From April 2008, changes to the income tax and tax credit systems will benefit workers and pensioners on low incomes who are already targeted by the Government’s anti-poverty initiatives. However, those who are not so targeted – for instance, part-time workers without children – will be the losers from today’s announcements.

Two big changes to the rates of income tax from April next year will adversely affect those on low incomes:

the starting rate of tax, which is 10% on the first £2,230 of taxable income in 2006-07, will be removed from earnings and pensions income from April 2008 (though retained on savings and dividend income); and
the basic rate of tax will be reduced from 22% to 20%.

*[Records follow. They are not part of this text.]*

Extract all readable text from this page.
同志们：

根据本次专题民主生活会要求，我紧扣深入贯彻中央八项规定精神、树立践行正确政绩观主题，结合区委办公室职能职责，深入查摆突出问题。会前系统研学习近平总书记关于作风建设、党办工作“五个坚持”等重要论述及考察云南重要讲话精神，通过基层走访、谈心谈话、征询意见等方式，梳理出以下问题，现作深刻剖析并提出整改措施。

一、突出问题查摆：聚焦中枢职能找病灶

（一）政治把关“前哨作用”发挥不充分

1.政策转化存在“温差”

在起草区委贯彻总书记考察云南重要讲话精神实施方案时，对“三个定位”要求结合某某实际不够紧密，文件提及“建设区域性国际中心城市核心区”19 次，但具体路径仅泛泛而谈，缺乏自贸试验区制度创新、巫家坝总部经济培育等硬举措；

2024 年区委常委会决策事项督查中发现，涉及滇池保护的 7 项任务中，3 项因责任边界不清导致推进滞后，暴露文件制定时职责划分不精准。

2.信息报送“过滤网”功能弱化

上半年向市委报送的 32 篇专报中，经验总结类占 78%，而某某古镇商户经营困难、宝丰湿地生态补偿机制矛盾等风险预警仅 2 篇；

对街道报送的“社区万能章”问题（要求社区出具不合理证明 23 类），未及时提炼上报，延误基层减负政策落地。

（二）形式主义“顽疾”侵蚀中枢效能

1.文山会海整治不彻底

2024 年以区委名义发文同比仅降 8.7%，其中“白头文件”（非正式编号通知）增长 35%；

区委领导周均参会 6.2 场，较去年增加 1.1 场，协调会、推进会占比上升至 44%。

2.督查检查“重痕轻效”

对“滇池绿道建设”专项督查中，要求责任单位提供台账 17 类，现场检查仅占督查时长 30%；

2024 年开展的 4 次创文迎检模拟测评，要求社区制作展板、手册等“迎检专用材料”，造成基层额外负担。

Robin Williamson, Technical Director of LITRG, says:” Unless the basic tax allowance increases substantially from April 2008, this will leave people on low incomes generally worse off from a purely tax perspective. For instance, a couple, one of whom earns £10,000 a year and the other £5,000, will between them pay about £133 more in tax, assuming a 3.5% rise in the basic personal allowance.”

However, a big increase in the working tax credit threshold (from £5,225 to £6,420), offset by a small rise in the withdrawal rate above the threshold (from 37% to 39%) will result in that couple receiving about £272 more in working tax credit, so they are better off over all.

Robin Williamson adds: “If however they fall out of entitlement to working tax credit, which would happen if their working hours reduced to below 30 a week, they would feel the full impact of today’s tax hike. “

While low-income pensioners are not likely to be worse off, those whose total income is derived mainly from pensions and not investments will barely be compensated for the loss of the 10% band by the additional age allowance announced from 2008-09 of £1,180

LITRG is an initiative of The Chartered Institute of Taxation to give a voice to the unrepresented.